Dissociative identity disorder was formerly known as multiple personality disorder. This disturbance involves assuming different identities to cope with unbearable stress. People with this disorder experience splits in their identity, feeling themselves to be inhabited by more than one self. They often report feeling the presence of others, or hearing the voices of others, inside their own minds.

Depersonalization Disorder

Patients with depersonalization disorder feel outside of themselves, observing their own behavior from a distance. The sense of detachment may come and go over a period of years, interrupting daily life, interfering with work or relationships, and leading to delusional thinking.

Symptoms of Dissociative Disorders

Many patients with dissociative disorders may be disquieted by their symptoms without really understanding their cause. They may be aware that they are having serious psychiatric difficulties, but have trouble expressing precisely what their symptoms are. Symptoms may include:

  • Blurred sense of identity
  • Memory loss surrounding certain periods, events or individuals
  • Depression, anxiety, dread
  • Detachment or depersonalization
  • Sense that reality is distorted or unreal
  • Inexplicable loss of periods of time

These symptoms are serious and require treatment since untreated they are life-threatening and may eventually result in suicide.
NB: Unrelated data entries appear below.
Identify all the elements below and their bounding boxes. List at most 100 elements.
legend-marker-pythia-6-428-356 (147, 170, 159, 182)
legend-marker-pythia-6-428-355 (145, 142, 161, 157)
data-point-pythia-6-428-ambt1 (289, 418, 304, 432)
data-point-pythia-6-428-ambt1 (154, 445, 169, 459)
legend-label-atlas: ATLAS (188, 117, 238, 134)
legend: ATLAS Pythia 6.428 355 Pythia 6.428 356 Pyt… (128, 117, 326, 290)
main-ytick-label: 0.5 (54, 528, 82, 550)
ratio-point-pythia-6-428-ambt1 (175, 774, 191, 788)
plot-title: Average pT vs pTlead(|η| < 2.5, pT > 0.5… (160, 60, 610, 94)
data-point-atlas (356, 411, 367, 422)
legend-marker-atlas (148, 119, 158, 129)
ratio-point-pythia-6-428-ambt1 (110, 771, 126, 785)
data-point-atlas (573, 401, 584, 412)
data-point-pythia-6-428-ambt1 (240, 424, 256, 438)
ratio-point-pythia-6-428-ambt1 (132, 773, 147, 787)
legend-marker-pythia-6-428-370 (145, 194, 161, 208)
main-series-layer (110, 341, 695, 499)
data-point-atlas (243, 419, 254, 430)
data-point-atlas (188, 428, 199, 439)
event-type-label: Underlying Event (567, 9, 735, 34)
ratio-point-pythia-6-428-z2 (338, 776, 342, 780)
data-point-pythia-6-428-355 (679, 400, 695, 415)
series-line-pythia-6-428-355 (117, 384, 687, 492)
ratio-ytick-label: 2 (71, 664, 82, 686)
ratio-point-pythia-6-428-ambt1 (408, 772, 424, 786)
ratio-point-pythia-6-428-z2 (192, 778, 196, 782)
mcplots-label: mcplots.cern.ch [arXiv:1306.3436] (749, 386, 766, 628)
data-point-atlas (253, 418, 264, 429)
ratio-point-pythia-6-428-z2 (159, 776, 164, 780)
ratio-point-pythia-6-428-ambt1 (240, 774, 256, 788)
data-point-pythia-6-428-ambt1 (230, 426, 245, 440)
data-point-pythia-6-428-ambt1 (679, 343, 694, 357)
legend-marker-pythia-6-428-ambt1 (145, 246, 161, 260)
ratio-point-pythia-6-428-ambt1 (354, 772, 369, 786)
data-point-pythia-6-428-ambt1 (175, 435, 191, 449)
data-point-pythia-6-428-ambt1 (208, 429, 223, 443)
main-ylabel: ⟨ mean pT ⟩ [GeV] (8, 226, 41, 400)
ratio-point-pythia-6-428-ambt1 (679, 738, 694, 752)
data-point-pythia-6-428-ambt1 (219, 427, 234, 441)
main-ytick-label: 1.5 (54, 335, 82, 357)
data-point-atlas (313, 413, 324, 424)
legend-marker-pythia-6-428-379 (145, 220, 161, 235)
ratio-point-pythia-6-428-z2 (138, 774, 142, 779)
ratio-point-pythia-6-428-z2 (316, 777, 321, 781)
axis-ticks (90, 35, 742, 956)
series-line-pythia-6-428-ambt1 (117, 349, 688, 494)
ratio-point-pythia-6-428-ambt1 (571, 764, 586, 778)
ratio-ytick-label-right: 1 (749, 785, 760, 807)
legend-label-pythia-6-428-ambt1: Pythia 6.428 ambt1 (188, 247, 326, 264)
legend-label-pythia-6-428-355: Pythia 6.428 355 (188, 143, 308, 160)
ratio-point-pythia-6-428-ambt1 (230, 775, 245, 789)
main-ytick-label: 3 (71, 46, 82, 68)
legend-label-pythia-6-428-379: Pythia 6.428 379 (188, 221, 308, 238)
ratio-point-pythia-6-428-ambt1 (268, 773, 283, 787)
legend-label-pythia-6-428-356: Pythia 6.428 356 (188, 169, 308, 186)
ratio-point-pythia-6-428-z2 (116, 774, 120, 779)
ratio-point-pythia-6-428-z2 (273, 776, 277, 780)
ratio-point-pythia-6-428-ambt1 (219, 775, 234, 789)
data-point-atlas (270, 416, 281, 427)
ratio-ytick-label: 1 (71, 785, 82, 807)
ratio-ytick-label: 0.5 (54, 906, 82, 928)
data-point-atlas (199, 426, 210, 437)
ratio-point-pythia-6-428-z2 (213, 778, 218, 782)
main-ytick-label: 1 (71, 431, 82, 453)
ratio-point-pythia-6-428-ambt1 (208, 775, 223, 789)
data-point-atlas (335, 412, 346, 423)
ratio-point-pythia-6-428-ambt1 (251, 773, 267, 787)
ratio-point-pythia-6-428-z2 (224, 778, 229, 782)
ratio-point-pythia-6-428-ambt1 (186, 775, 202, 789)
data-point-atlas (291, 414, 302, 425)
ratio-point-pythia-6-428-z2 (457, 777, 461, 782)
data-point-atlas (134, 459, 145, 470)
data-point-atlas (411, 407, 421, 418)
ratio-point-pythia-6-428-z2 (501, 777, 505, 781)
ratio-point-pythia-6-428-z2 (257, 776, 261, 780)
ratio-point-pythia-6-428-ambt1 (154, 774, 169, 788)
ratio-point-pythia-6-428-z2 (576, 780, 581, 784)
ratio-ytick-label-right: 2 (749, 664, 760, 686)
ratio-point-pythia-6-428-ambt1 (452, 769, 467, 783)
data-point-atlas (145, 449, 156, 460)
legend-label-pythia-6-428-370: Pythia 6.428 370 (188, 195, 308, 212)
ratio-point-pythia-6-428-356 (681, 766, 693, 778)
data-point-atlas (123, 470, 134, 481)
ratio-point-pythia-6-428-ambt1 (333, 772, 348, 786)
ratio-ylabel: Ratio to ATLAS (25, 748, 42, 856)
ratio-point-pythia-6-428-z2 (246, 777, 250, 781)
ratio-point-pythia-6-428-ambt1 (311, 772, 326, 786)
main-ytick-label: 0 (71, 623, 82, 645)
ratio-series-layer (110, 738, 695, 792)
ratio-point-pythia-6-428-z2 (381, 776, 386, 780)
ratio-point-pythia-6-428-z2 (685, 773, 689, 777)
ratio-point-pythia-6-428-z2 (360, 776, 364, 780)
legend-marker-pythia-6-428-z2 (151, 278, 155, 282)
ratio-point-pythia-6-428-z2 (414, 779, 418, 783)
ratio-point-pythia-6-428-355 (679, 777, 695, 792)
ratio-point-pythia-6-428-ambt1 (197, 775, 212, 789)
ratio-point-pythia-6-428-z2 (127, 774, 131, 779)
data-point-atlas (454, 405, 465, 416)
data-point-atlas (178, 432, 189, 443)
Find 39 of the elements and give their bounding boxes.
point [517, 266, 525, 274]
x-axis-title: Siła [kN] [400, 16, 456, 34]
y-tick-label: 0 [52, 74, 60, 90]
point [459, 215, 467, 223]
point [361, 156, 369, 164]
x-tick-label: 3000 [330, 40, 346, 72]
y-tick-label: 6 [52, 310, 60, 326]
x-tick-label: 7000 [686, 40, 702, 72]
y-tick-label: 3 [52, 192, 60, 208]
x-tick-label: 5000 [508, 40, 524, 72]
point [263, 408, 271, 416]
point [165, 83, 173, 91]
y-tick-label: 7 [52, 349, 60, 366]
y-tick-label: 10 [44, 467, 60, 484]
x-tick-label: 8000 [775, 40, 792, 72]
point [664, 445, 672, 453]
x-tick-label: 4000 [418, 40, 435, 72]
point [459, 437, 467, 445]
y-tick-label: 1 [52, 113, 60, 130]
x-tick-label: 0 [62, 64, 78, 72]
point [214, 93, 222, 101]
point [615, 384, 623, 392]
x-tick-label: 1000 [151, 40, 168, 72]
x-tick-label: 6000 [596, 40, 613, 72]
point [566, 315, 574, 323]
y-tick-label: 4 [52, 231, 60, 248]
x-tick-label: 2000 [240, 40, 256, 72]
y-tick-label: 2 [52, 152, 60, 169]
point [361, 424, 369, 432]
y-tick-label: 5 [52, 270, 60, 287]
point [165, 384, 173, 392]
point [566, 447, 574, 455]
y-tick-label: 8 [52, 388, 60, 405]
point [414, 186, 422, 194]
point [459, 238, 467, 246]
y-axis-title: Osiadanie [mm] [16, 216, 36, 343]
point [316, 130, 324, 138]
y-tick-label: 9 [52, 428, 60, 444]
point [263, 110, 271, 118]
Diagnosis of Dissociative Disorders

Dissociative disorders are diagnosed and differentiated according to criteria spelled out in the Diagnostic and Statistical Manual of Mental Disorders (DMS), published by the American Psychiatric Association. In order for a positive diagnosis, the symptoms must be found not to be explicable as the result of prescription medication, substance abuse, or an underlying medical condition, such as temporal lobe epilepsy.

Treatment of Dissociative Disorders

Once a patient is diagnosed as suffering from a dissociative disorder, several treatment options are available, both to alleviate distressing symptoms and to undercover the causative trauma. These treatments include:

  • Psychotherapy
  • Cognitive therapy
  • Hypnosis
  • Art therapy
  • Medications for symptom relief, such as tranquilizers or antidepressants

Prevention of Dissociative Disorders

Early intervention involving counseling or psychotherapy after a traumatic event can sometimes help to prevent the formation of a dissociative disorder. It is considered healthy for the patient to deal with the trauma as soon after its occurrence as possible. In children, this can be achieved through play therapy or art therapy, rather than explicit discussion. For adults, too, it may be best for therapists to help the patient confront the trauma indirectly through hypnosis or art therapy in order to avoid retraumatization.